Following My Dreams Doesn’t Pay the Bills

I don’t really know what direction to go with my life.

That’s a scary thing to admit. Nobody gets all warm and fuzzy knowing that there doesn’t seem to be any direction to their future.

I mean, maybe some people do. Maybe there are those out there who love the feeling of not having commitments and being able to wake up every day not knowing what’s going to happen.

But that’s not me.

I like routine. I like having a plan. Knowing what I can expect from the future is comforting to me.

So, not having any idea where to go next is pretty much the worst.

For most of my life there was always an obvious next step, and there was no reason to wonder what was coming next.

After middle school you go to high school.

After high school you go to college.

After college you get a job.

That’s just what you do.

And that’s pretty much what I did.

I went all the way through the steps, but after working 4 jobs in the 3 years since getting my degree I’m feeling pretty lost.

I’ve been told that this is an opportunity. It’s a chance for me to identify what really makes me happy and then to pursue it.

“Follow your dreams”

“Find your passion”

Well, my passion is spending time with the people I care about. It’d be great if I could make money by staying home with my family, but that’s clearly not an option.

My dream career — something I do that could provide me with the financial stability I need in order to spend time with those I care about — would be something like creating this blog.

You know, sharing my thoughts with others and knowing that I’m making a difference in their lives. I love being able to write, or speak to a group, and know that the way they think about life is somehow different because of something I said.

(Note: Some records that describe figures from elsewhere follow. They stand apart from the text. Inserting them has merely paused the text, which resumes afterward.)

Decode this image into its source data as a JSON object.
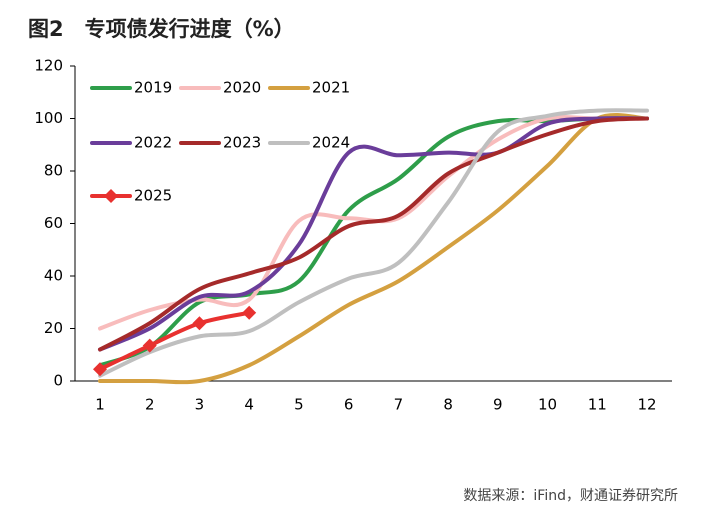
{
  "chart_data": {
    "type": "line",
    "title": "图2　专项债发行进度（%）",
    "source": "数据来源：iFind，财通证券研究所",
    "categories": [
      "1",
      "2",
      "3",
      "4",
      "5",
      "6",
      "7",
      "8",
      "9",
      "10",
      "11",
      "12"
    ],
    "ylim": [
      0,
      120
    ],
    "yticks": [
      0,
      20,
      40,
      60,
      80,
      100,
      120
    ],
    "smooth": true,
    "series": [
      {
        "name": "2019",
        "color": "#2e9e4a",
        "values": [
          6,
          13,
          30,
          33,
          38,
          65,
          77,
          93,
          99,
          99,
          100,
          100
        ]
      },
      {
        "name": "2020",
        "color": "#f8bcbc",
        "values": [
          20,
          27,
          31,
          31,
          61,
          62,
          62,
          78,
          92,
          100,
          100,
          100
        ]
      },
      {
        "name": "2021",
        "color": "#d4a040",
        "values": [
          0,
          0,
          0,
          6,
          17,
          29,
          38,
          51,
          65,
          82,
          100,
          100
        ]
      },
      {
        "name": "2022",
        "color": "#6a3d9a",
        "values": [
          12,
          20,
          32,
          34,
          52,
          87,
          86,
          87,
          87,
          98,
          100,
          100
        ]
      },
      {
        "name": "2023",
        "color": "#a52a2a",
        "values": [
          12,
          22,
          35,
          41,
          47,
          59,
          63,
          79,
          87,
          94,
          99,
          100
        ]
      },
      {
        "name": "2024",
        "color": "#bfbfbf",
        "values": [
          2,
          11,
          17,
          19,
          30,
          39,
          45,
          68,
          95,
          101,
          103,
          103
        ]
      },
      {
        "name": "2025",
        "color": "#e8312f",
        "marker": "diamond",
        "values": [
          4.5,
          13.5,
          22,
          26,
          null,
          null,
          null,
          null,
          null,
          null,
          null,
          null
        ]
      }
    ]
  }
}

“Then keep doing it, Denver.”

Well, Susan, following my dreams doesn’t pay the bills.

I don’t earn anything by doing this, and I’m currently working a part-time job at a grocery store for minimum wage while living with my parents in order to pay my bills. The same job I had 11 years ago as a 16-year-old, actually.

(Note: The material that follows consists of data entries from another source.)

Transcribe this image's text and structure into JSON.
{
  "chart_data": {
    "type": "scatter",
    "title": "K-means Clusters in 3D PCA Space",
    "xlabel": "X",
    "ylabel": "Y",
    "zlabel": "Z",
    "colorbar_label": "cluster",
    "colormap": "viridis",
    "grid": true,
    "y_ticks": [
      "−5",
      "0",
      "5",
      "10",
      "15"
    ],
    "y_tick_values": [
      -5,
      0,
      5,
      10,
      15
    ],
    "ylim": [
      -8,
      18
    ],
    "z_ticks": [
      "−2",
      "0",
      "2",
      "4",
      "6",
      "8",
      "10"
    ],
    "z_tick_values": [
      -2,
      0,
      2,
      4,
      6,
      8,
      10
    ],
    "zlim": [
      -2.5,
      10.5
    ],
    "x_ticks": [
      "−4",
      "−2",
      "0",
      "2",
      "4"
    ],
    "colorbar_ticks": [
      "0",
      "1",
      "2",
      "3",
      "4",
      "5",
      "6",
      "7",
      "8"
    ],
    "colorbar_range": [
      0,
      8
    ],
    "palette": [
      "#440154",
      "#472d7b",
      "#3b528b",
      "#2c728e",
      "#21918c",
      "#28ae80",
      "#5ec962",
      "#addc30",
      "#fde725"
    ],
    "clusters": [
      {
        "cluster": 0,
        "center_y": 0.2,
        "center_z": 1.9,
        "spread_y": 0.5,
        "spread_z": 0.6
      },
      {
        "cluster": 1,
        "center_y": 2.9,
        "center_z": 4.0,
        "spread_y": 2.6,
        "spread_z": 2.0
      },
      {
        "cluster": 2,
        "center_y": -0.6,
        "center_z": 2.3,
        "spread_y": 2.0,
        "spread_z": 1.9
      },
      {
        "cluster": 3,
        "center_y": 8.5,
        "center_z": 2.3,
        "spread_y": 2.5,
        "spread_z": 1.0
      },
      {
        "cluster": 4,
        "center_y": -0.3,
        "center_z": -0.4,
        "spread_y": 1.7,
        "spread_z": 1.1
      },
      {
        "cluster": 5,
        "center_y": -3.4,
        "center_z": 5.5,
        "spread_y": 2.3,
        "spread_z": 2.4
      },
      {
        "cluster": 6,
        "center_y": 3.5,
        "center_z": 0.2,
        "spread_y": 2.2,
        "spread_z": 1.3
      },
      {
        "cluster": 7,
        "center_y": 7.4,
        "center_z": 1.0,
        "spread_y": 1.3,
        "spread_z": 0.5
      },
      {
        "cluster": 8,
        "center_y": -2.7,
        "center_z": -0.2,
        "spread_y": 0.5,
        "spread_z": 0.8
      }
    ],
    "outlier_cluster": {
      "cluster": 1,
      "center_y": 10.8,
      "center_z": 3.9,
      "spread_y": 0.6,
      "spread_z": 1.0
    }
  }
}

And this is after I earned my degree, had multiple salaried positions, rented my own apartment, and been weeks away from owning my own house.

But hey, at least I’m following my dreams.

** Sarcastically finger guns out of the room **

I know people mean well when they compliment me on my writing/speaking and when they tell me to keep pursuing it, but I’m really frustrated with where I am at this point in my life.

I just didn’t think I was going to be here.

I didn’t think I was going to have to live with my parents again. I didn’t think I was going to have to go back to the job I had in high school.

My life just seems to be going in the wrong direction.

And every time I get really excited about something I’ve written, or something I’ve said in a public setting, I have to sit there and watch as nothing comes from it.

I really would love to follow my dreams. I’d love to be able to make a living by writing my thoughts and sharing them with others. Being asked to speak to different groups about things that could potentially change the way they live their lives would be incredible.

But I look at where I am vs. where I want to be, and it all just seems impossible.

One thought on “Following My Dreams Doesn’t Pay the Bills

  1. It does seem impossible, but it’s not. It’s just not possible tomorrow. I was able to write exactly the kind of articles I wanted to at the high school newspaper but when I was lucky enough to get a job at a real newspaper, they put me in the sports department taking calls from coaches whose games we didn’t cover and writing three-paragraph stories with no byline. But after months of that, it led to actually covering a few high school sporting events. Eventually, that led to me working with the traditional news division and writing about everything else. Did the assignments suck? Sure, I was the bottom of the ladder, but I was being paid to write, even if it was to cover the birthday of a 108-year-old man. After a while, the assignments got a little better. Then, when the newspaper announced they were starting an expanded entertainment section on Fridays, I pitched a local music column. They went for it and, after three years, was allowed to write my opinion about something.
    Over the next 11 years I bounced around a few newspapers and magazines, but was always slowly moving upward. I finally pulled the trigger on an idea I had and launched a regional magazine. Now, I was the boss and I had 100% control over what I wanted to write, be it opinion pieces or hard news or fluffy features. After 14 years, I finally got what I wanted.
    That lasted about 5 years, then all kinds of crazy shit went down — you can read my blog for all that stuff — and for the last 2+ years, I’ve sat at home and been a freelance writer. Yes, you can sit on your ass in your favorite chair, laptop open, and make a living. Sure, you have to grind it out at first and slowly build a client base, but at this point, I wouldn’t trade the freedom I have working at home for any desk job.
    You CAN do this. You just have to commit yourself to it. Be patient. Plot a path and by the time you’re in your late 30s and early 40s, you’ll be in a position to do exactly what you want.